La consigliera di Lanciano in Comune: vogliamo essere aggiornati sull’andamento della pandemia Il sindaco: non è più necessario pubblicare il numero dei contagi ma si rispettino le norme igieniche

LANCIANO. Contagi rimasti alti durante il mese di aprile - sui 400 positivi - e cresciuti addirittura negli ultimi giorni, con l’apice toccato martedì scorso con 132 nuovi positivi in un giorno solo. Mascherine all’aperto che, dopo l’obbligatorietà del periodo pasquale, sono tornate a non essere richieste e indossate. Il Covid non è sparito, ma non ci sono più aggiornamenti in città da parte del sindaco Filippo Paolini: la sua ultima comunicazione è del 28 marzo 2022 quando c’erano 396 positivi, di cui 79 di età compresa tra 0-18 anni. Un dato “vecchio” visto che secondo i dati Asl, Lanciano conta 573 casi. Solo ieri, poi, la Regione ha indicato 77 nuovi positivi.
A chiedere chiarezza sulla situazione Covid in città è la consigliera Dora Bendotti (Lanciano in Comune). «Nonostante i casi positivi in crescita, nonostante dal 1° maggio si ipotizza anche l’eliminazione della mascherina nella maggior parte dei luoghi al chiuso, a Lanciano ad oggi, non abbiamo contezza in maniera ufficiale dei dati dei positivi», fa notare Bendotti. «Infatti, le ultime informazioni risalgono a un mese fa. Sarebbe opportuno che il sindaco Filippo Paolini aggiornasse tutti noi cittadini sull'andamento epidemiologico.
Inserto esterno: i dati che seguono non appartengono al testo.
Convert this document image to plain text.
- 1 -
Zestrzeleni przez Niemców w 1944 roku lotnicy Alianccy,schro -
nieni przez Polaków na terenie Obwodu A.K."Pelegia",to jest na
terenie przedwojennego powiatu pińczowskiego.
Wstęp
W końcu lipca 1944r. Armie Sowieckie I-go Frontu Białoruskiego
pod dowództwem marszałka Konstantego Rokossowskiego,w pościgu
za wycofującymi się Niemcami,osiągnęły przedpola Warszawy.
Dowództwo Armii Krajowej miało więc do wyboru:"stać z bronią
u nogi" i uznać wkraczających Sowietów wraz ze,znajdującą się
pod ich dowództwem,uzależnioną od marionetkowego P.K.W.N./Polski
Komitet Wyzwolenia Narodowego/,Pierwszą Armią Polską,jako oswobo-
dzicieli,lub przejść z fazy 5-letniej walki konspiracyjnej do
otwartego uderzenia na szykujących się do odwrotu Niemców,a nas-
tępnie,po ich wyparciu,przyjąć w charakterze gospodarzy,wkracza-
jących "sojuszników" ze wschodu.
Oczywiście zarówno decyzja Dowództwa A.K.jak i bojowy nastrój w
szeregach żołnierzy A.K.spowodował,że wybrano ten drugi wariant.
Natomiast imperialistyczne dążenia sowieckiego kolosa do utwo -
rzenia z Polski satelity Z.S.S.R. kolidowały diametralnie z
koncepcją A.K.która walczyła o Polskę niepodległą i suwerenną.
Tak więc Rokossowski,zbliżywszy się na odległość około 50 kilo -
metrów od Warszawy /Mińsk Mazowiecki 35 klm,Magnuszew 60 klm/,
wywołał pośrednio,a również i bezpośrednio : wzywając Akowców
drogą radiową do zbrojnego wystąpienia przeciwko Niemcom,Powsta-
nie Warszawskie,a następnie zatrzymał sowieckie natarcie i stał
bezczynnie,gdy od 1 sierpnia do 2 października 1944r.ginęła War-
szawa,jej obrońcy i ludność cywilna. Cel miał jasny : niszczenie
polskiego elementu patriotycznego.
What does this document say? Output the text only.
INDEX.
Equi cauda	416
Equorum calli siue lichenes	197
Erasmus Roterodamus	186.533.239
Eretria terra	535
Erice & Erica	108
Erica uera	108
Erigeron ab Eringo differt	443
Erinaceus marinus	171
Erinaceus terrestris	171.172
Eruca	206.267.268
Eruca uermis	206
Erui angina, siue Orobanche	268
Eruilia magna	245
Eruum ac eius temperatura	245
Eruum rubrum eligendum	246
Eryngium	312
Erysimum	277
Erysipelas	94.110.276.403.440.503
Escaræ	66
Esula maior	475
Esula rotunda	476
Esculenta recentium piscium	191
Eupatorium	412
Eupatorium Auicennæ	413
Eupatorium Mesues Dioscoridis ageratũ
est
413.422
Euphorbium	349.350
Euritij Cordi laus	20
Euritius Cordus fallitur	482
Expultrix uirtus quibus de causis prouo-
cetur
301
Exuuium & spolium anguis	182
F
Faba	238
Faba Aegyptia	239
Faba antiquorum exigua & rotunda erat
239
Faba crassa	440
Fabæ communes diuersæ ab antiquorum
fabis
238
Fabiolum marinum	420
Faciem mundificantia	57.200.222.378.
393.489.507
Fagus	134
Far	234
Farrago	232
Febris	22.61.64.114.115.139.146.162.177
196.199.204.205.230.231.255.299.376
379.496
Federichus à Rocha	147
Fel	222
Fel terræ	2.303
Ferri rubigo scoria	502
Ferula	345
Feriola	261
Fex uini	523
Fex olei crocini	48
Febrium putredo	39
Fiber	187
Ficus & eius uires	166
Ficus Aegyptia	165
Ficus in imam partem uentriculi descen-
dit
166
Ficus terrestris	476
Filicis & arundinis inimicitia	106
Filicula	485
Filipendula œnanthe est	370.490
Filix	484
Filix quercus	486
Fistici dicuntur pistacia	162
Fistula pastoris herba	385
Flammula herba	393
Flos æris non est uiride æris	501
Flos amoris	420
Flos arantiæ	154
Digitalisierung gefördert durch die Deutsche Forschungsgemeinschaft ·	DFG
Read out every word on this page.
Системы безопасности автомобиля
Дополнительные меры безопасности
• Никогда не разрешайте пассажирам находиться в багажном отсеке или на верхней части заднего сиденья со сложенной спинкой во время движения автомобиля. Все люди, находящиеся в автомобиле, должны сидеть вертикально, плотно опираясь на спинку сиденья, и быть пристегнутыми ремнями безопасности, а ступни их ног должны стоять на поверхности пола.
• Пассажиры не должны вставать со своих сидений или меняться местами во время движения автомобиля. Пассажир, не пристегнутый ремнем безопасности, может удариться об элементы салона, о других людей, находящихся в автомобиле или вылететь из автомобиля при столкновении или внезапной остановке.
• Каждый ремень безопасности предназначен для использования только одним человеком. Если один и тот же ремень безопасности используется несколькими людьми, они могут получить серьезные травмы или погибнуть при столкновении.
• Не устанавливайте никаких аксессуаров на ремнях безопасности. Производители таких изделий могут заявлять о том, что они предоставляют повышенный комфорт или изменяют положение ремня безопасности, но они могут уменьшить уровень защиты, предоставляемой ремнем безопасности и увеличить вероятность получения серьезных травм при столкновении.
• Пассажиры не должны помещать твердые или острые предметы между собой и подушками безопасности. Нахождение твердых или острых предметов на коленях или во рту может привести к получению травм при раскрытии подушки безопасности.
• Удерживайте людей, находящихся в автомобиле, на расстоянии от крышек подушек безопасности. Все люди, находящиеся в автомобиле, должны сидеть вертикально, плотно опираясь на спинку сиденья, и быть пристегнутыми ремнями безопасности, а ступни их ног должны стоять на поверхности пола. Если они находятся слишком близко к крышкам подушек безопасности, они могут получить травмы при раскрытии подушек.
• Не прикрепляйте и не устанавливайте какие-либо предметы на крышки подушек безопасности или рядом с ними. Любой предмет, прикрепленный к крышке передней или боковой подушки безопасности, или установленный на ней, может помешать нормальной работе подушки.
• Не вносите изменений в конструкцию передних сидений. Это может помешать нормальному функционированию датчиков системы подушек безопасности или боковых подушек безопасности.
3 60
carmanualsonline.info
Ritengo sia un diritto per il cittadino sapere cosa stia accadendo e quindi, un dovere del sindaco, massimo rappresentante sanitario del luogo, informare tutti quanti in maniera chiara e precisa, soprattutto in questo momento delicato di "passaggio", dove il senso del rispetto e della correttezza è maggiormente richiesto e per il fatto che abbiamo appena trascorso le festività pasquali. Non basta, caro sindaco, ricordare in maniera meccanica ed enciclopedica di indossare la mascherina attraverso post sui social, abbiamo tutti bisogno di sapere cosa sta succedendo in città e comunicare questi dati non significa creare allarmismi e/o preoccupazioni ma coinvolgere, aggiornare e informare tutti i cittadini».
«Il 31 marzo è finito lo stato di emergenza», risponde il sindaco Paolini, «e non è più necessario pubblicare i dati Covid. Non si comunicano neanche più alle forze dell’ordine e alla EcoLan. Bisogna rispettare le norme igieniche e fare attenzione». Anche negli altri Comuni i dati sono in crescita e anche negli altri Comuni le informazioni ai cittadini sono minori. I più costanti nelle informazioni sono i comuni di Fossacesia, ben 209 casi attivi, Casoli, 112. Molti i casi ad Atessa, 210, anche se il dato è di alcuni giorni fa. (t.d.r.)